Enterprise AI stack lock-in
An enterprise AI stack involves far more than coupling stored data with AI large language models via vectorization, and using MCP to hook up to agents. Unless you understand all the AI infrastructure components involved, you can end up locked in to your AI vendor and restricted in what you can do.
CTO Advisor Keith Townsend moved his production AI system from the Google Cloud Platform (GCP) to an on—prem DGX Spark system, with the data moving fine but the metadata control logic had to be rebuilt - because it was embedded in the GCP structure.
The metadata control logic is what we call layers above the Data Storage and Governance layer in Townsend’s Enterprise AI stack. This has four layers, with the middle two each sub-divided into three parts; a, b, and c. (See diagram.)
(The +1 designation emphasizes that Layer 3 (Agent Applications) is the Value Plane; it consumes the lower layers to deliver business outcomes.)
Townsend writes in a blog: “The intelligence above storage — the retrieval logic, the context construction, the semantic relationships that determined what the model could reason over — was coupled to the platform.” He moved back to GCP.
He says: “the layers above storage are where the real value lives, and rebuilding them from scratch is the actual cost of leaving a platform [and] borrowing Google’s judgment at those layers was worth the coupling.”
Virtually every storage player has or is building a 1a offering, and fast, reliable, portable, S3 - compatible, Iceberg-capable storage is now table stakes. This is not where the enterprise AI stack’s value lies. That lies in ensuring the right embeddings reach the right GPUs at the right time to produce trustworthy inference.
You need the layers above this, a cascade, in Townsend’s model to ensure that. Layer 1b refers to cector databases, embedding stores, RAG retrieval; where stored data becomes searchable context for models. He writes: “The cascade runs: 1A stores the data. 1C transforms it into context. 2B serves it to models. 2C governs what happens next. 3 delivers value to the business."
Google’s Knowledge Catalog is “Google’s managed 1C; the GPUs and storage it rides on are table stakes.”
And: “Layer 1A is the foundation. It is not the differentiator. Vendors know this. That is why none of them want to be “just” a storage company anymore.”
He discusses how AWS with S3 tables, MinIO with AIStor, VAST Data with its AI OS, and GCP with the Knowledge Catalog are all “trying to own the layers above storage. They are doing it in fundamentally different ways — and each way carries a different borrowed judgment [reasoning logic] cost.”

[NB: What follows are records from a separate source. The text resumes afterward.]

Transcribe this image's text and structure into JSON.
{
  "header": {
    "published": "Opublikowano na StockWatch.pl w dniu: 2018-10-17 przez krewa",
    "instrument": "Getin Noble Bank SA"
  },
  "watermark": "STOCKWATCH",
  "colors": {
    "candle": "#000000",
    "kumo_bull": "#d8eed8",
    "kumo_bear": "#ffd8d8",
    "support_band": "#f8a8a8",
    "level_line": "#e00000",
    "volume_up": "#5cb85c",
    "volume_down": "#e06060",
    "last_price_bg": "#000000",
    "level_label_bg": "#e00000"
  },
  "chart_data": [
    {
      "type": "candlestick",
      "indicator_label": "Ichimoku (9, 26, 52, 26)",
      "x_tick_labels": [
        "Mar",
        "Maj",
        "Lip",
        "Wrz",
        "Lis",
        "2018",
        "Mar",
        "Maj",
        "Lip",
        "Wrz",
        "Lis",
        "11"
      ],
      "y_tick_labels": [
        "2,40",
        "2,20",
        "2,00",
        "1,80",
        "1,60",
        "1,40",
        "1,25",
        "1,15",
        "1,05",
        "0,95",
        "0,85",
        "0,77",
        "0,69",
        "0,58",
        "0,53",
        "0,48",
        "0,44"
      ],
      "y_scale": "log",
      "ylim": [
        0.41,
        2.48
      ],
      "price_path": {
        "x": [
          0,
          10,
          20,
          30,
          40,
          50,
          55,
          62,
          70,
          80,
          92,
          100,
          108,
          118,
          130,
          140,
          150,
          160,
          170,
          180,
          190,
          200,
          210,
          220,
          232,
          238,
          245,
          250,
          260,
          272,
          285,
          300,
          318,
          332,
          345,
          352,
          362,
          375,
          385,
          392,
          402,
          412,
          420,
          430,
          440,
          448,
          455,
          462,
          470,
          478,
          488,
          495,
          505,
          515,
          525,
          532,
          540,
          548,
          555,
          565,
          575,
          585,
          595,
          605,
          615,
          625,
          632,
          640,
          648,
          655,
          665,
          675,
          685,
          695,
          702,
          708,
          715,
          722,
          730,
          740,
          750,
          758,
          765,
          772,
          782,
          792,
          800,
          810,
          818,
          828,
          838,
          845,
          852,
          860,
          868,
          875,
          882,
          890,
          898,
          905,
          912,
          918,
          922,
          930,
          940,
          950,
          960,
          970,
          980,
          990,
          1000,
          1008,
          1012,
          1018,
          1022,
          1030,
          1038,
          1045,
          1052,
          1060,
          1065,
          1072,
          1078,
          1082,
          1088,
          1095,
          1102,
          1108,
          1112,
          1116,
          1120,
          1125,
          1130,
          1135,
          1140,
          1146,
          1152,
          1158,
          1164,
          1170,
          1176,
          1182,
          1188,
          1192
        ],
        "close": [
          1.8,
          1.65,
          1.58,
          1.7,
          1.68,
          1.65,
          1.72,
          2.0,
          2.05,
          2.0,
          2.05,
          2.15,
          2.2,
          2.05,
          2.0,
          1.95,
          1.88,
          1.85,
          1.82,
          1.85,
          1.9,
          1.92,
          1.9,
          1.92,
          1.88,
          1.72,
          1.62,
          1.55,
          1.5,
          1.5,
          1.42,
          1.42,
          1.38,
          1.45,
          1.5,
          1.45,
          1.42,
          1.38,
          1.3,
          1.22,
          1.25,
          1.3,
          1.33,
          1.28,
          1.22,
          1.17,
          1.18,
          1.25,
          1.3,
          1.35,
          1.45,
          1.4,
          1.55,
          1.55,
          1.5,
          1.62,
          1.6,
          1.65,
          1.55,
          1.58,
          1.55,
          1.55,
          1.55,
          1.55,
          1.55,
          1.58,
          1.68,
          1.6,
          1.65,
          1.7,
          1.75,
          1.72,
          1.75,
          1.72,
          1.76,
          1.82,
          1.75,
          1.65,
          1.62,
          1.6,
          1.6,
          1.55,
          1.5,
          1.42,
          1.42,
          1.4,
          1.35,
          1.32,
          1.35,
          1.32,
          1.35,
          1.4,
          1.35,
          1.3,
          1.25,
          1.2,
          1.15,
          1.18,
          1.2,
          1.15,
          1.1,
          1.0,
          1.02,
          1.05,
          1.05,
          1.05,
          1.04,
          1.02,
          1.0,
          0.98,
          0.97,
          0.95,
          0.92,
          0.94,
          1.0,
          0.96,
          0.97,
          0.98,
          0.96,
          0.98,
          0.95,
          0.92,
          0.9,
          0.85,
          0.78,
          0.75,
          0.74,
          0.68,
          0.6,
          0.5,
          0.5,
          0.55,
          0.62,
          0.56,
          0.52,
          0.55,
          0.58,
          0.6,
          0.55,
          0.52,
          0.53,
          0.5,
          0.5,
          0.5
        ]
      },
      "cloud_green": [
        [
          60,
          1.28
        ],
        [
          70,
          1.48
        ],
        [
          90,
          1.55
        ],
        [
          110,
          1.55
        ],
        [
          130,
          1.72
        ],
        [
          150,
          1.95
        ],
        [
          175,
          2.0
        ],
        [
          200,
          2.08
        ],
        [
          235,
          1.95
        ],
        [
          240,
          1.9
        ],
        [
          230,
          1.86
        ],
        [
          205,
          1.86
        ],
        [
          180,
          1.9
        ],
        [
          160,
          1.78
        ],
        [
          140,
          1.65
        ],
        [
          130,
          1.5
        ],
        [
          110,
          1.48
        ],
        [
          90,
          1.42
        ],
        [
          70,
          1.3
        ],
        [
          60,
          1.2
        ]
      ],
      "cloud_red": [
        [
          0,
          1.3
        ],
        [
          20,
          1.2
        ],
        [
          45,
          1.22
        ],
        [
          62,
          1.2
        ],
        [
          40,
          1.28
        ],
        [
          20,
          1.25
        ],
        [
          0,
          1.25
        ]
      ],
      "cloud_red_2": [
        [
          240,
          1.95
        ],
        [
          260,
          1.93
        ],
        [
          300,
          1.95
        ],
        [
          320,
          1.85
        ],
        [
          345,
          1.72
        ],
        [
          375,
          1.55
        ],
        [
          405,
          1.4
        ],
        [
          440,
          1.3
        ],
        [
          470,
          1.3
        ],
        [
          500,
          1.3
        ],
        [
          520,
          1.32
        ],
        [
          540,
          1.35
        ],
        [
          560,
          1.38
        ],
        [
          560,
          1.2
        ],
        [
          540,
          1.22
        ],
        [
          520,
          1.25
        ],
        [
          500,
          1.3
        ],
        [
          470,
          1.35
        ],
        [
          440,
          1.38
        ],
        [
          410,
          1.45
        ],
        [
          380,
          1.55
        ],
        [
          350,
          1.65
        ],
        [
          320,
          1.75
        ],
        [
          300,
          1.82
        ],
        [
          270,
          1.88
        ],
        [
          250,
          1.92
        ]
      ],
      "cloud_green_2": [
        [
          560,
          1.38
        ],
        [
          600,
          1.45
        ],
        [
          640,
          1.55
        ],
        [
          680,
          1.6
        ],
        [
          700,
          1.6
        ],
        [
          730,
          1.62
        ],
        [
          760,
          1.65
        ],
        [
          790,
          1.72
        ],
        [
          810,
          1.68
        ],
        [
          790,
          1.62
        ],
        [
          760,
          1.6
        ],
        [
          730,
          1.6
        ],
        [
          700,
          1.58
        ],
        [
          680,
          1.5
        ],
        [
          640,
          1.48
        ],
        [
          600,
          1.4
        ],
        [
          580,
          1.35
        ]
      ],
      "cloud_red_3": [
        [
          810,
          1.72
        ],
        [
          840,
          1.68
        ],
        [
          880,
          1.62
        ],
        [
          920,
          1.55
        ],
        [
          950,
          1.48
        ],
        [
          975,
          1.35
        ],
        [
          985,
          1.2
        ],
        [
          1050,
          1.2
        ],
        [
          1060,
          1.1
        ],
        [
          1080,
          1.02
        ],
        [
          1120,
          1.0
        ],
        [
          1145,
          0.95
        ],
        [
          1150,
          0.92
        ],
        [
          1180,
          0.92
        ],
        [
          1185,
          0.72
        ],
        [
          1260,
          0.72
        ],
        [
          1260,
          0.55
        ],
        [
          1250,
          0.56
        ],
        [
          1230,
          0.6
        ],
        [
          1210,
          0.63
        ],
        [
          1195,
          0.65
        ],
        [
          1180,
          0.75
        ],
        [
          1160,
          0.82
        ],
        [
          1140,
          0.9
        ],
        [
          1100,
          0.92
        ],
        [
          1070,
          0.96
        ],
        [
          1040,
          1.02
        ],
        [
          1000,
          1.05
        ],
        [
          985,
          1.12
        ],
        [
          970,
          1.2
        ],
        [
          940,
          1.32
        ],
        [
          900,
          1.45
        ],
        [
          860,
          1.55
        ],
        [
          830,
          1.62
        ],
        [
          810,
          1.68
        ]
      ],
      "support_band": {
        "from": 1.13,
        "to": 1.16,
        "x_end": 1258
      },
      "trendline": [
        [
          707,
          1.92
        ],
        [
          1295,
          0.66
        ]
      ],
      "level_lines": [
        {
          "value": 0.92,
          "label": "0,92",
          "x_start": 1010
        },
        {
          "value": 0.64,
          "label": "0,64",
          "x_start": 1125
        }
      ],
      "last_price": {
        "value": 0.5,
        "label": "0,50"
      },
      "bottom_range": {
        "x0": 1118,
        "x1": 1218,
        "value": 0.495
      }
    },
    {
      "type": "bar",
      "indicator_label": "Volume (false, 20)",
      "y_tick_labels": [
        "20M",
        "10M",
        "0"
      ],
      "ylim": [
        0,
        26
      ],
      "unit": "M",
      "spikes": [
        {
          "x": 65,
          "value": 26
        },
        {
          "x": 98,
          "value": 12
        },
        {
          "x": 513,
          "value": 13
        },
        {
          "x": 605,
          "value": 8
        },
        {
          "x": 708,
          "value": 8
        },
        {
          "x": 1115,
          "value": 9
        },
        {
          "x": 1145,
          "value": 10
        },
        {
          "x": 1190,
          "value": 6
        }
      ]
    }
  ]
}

The Enterprse AI stack’s value is the semantic layer that transforms data into context for AI inference; “Google just built a managed Layer 1C capability that sits above everyone’s Layer 1A — including their competitors’. The Knowledge Catalog does not care whether your data sits in S3, in MinIO, in VAST, or in Google Cloud Storage. It builds the semantic intelligence on top of whatever substrate you have.”
He suggests that we should: “Stop evaluating Layer 1A vendors on Layer 1A criteria. They all pass. That game is over. Evaluate them on borrowed judgment — how much of your AI system’s reasoning intelligence becomes coupled to the vendor, and at which layer.”
Townsend also suggests that “enterprises keep failing at production AI. Not because the storage is wrong. Not because the model is weak. Because the layers between storage and inference — the layers where data becomes context and context becomes reasoning — are designed implicitly or not designed at all.”
In essence: “You do not “buy AI” from a vendor. You buy decisions about which layers you own and which layers you let the platform own. That is architecture, not procurement.”
“And if your organization cannot answer who has decision authority for Layer 1C and Layer 2C, it does not matter which storage vendor you pick. You have already ceded the most important part of your AI system.”